Behind those CG birds in ‘The Core’, and how one of them was actually a…salmon! An excerpt from issue #4 of befores & afters magazine.
The addition of a flock of CG birds is a common trick in visual effects filmmaking to help ‘sell’ the shot, to give it some life, to lend it some scale. In the latest issue of befores & afters magazine, several VFX supervisors, artists, researchers and other players in the history of CG birds, break down these kinds of bird shots.
One of them is Daniele Colajacomo, who worked on The Core, where his studio 3DSite crafted flocks of CG birds for the London sequence. Incredibly, one of the birds added in was actually a salmon, placed into dailies as a joke, but which then remained in the final film. Here’s the story as printed in befores & afters magazine.
From page 43:
One action-packed (and bird-packed) sequence in Jon Amiel’s disaster movie The Core (2003) sees altering Earth conditions affect the behavior of thousands of birds, mostly pigeons, in London’s Trafalgar Square. Real pigeons plates were filmed and then also augmented with CG bird flocks handled by 3DSite that terrorize Londoners.
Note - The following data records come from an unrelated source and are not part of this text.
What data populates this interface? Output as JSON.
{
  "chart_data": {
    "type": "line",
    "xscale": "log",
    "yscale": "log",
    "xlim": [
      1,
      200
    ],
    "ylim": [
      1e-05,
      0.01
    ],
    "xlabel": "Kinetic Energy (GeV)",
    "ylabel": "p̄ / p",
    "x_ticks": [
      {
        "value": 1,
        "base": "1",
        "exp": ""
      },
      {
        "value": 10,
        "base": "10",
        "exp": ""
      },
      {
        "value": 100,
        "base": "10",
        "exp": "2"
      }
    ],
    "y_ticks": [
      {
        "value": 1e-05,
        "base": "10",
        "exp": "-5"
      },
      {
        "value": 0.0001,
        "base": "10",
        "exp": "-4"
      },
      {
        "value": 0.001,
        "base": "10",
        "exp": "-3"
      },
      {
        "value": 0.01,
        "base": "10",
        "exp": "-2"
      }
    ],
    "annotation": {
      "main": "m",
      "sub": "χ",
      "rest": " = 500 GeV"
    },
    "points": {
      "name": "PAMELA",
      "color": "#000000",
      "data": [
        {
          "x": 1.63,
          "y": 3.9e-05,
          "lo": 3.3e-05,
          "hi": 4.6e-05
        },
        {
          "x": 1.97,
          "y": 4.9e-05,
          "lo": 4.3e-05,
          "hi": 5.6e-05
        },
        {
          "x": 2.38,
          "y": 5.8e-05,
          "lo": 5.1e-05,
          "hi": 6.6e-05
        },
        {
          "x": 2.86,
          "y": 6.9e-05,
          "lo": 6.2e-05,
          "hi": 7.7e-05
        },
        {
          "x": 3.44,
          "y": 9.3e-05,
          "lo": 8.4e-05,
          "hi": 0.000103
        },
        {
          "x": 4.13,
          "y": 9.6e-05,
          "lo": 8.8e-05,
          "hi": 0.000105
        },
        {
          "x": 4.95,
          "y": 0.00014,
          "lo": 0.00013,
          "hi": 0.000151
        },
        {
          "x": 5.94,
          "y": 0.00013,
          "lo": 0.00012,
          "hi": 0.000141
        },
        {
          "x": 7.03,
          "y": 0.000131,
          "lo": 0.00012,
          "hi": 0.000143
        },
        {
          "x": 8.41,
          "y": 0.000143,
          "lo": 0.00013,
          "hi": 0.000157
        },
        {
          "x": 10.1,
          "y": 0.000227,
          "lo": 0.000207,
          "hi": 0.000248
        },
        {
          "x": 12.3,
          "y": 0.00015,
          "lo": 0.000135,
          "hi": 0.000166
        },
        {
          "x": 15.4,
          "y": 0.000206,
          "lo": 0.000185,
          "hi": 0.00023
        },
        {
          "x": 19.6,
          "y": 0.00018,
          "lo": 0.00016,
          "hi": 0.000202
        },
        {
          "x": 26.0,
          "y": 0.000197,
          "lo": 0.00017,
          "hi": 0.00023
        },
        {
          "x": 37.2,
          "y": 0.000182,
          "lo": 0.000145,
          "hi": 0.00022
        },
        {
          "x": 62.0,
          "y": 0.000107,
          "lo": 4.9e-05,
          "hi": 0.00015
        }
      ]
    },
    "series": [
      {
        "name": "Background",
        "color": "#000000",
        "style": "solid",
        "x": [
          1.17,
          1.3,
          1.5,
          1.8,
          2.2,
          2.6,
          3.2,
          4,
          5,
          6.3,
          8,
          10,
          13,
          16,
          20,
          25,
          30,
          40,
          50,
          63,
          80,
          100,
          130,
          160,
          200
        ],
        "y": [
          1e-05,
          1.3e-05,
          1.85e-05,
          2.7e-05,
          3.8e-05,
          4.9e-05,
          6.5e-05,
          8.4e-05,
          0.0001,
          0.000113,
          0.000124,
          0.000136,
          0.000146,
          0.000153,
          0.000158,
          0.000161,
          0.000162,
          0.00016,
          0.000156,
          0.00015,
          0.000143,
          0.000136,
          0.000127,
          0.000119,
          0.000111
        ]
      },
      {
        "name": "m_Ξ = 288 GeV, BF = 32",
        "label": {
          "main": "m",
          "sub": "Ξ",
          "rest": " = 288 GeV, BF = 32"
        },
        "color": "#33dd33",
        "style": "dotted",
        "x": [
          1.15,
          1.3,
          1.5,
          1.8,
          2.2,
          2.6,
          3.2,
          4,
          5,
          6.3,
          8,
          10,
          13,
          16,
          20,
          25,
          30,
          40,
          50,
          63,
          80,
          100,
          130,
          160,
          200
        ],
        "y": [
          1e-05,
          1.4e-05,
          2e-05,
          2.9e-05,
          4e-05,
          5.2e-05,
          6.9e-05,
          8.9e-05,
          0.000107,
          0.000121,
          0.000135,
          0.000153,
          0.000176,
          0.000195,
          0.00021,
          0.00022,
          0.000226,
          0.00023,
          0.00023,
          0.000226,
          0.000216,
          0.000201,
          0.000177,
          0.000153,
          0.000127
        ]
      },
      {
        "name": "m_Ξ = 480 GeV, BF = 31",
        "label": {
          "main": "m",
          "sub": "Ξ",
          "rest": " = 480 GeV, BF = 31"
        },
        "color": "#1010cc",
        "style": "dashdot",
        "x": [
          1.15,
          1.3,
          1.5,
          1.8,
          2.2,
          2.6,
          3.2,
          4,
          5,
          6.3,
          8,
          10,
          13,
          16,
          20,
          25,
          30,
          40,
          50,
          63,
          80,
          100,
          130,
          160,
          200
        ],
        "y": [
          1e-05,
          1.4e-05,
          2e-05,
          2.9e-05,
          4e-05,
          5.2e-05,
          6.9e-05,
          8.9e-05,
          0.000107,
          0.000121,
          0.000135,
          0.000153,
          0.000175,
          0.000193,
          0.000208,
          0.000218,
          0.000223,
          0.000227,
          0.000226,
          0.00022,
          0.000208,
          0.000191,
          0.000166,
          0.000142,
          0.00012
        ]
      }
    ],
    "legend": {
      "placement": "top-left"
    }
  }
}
“I wrote a particle system that also included obstacle avoidance, with the related change of animation,” details Daniele Colajacomo who was President of 3DSite on The Core. “We animated hero paths for the birds to follow as a flock, each general direction had a few extrapolated paths which the hero birds would follow. When faced with an obstacle, each bird had a random possibility of hitting it, more or less according to the particular scene. We also had background, midground and foreground flocks each with their own paths and behaviors.”
“In terms of modeling, we did model a single pigeon, including wing feathers, and textured a few variations. We then animated the various ‘modes’ of the birds, including hitting and falling, and had the particle system drive the animations and transitions.”
To establish the right kind of flocking behavior, Colajacomo remembers hanging out at the end of Sunset Boulevard in Los Angeles for many hours shooting pigeon footage, then studying it. “There were not any particular challenges besides rendering all those pigeons back in the day for a small facility like ours. For the rest, our mind does a lot of the rest when it sees ‘pigeons.’”
“In fact,” continues Colajacomo, “in one particular shot, as a joke, we rendered a salmon hitting an obstacle, pretty much in full view, thinking of getting a laugh out of the director. The shot went through two levels of reviews and was approved before we pointed out the salmon. The director ended up leaving it in the movie and now there’s a shot there with a salmon hitting a glass window! To me it seems to indicate that movement is even more important than shape, and once you buy into flocking and disoriented pigeons, you won’t even notice if they’re pigeons or fish!”